Looks like I am going to have to figure out how to be 60 on my own — with a little help from my Boomer friends who are thriving in maturity.

Baby Boomers are known for our optimism and courage. We believe that change for the better is always possible, whether it is improving our bodies, our souls, or the society in which we live. Already Boomers appear to be enjoying the healthiest and liveliest retirement in memory. As historic boundary crashers blessed with a generational tendency toward self-confidence, my fellow Children of the Sixties are refusing to put any limits on what they can say and do or look like in their dotage.

I’m with them. To heck with the pearls and coif. I’m gonna dance to the beat of my own weathered drum. I trusted my fellow Boomers in the sixties and I trust them now.

10 Comments

  1. Living in the ’60’s’ was amazing! A life changing experience that I will always treasure and never forget. And we had social media… listening to records, playing outdoors, talking to each other..worrying (and demonstrating) about real issues.
    Ms. Lerner.. stay cool! (but I think you are already doing that.

    1. The 60’s rock!! Went to so many concerts during that time frame, saw the Beatles in Toronto, my ticket cost $4.50!! Still have the ticket stub! Being in my 60’s rock too, can now afford to travel and sleep in a hotel, times have changed for the better with sweet memories to reflect upon!!

  2. Indeed, among so many other blessings, we were given the gift of longevity and if we keep our health, life after 60 (or 70) can be very rewarding.

    Most of us don’t realize how great it is to be here and now. We live better than kings did 100 years back.

    From Vienna where I am attending the Ring cycle again… =BG2

  3. As one nearer seventy than sixty now, and still feeling independent and rebellious, I do not even try to follow others’ conceptions of how I should act, appear or conduct myself. I don’t know how to “act my age” — I’ve never been this old before!

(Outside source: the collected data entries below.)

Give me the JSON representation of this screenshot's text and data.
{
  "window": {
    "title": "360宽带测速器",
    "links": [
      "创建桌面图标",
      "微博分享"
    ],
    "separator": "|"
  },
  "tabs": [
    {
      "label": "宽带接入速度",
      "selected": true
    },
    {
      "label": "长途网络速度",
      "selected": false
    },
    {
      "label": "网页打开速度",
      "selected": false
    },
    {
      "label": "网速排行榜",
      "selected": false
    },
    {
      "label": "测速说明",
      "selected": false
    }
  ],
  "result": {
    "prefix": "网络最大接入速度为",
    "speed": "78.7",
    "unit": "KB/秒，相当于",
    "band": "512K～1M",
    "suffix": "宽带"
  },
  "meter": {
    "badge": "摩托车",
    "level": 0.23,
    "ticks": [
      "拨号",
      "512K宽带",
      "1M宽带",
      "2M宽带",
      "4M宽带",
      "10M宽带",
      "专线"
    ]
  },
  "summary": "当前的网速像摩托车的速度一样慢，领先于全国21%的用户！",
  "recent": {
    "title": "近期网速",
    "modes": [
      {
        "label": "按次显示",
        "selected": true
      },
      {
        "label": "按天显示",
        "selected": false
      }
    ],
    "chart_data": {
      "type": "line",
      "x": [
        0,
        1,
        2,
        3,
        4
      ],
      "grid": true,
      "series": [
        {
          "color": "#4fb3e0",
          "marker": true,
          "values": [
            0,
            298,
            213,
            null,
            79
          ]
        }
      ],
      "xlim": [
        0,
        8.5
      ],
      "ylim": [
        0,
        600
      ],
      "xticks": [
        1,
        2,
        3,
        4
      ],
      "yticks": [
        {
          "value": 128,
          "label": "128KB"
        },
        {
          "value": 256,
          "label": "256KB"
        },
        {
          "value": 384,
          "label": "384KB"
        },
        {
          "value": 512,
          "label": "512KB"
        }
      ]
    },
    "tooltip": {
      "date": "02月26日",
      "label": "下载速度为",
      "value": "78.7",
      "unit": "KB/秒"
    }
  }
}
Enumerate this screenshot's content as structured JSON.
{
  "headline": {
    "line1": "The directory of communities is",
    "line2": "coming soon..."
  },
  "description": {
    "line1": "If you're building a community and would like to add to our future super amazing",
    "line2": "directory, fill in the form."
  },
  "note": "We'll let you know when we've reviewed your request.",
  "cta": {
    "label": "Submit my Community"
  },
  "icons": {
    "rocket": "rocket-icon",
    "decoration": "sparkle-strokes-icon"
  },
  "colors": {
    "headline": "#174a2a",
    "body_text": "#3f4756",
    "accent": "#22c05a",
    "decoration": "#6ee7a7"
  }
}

And, that “age is just a number” thing is true, and I’ve never been good at math and numbers anyway. Rock on! 🙂

  4. Welcome to the club Mary! I think you will find, like most of us, that hitting 60 does change our perceptions, but only we get to decide if that is good or not. I’m convinced now at 61 that aging is getting better and better. Really! I think the future for those of us who continue to grow and evolve is wonderful. I realize that some people have a hard time of it…but I’ve also seen the majority who are thriving and filled with zest for life. I too am writing about my experiences on my own blog and I think the more of us who share our positive experiences of aging with others, the better! ~Kathy

  5. We do carry the 60s within us. We do believe all of those things you say, or at least I do. I like to think that we baby boomers are paving the way for new understanding and models of aging. It feels good to carry on with it.

  6. now that I have reached the age of 65 I can look back and say we lived in the right place at the right time, except for the 3 years spent in Canada avoiding the draft.filmore east was my favorite venue

  7. I’m so much freer now at 61+ than I was at 16+.
    50 hit and Boom!, this boomer started a whole new path to a new happier life. 60 showed up, freaked me out for this past year + but I’m getting my new groove on now. And yes, as mentioned in a comment above, I love rolling my windows down and listening to rock n roll as I cruise. ( nobody else near me on the road tho! Haha!!)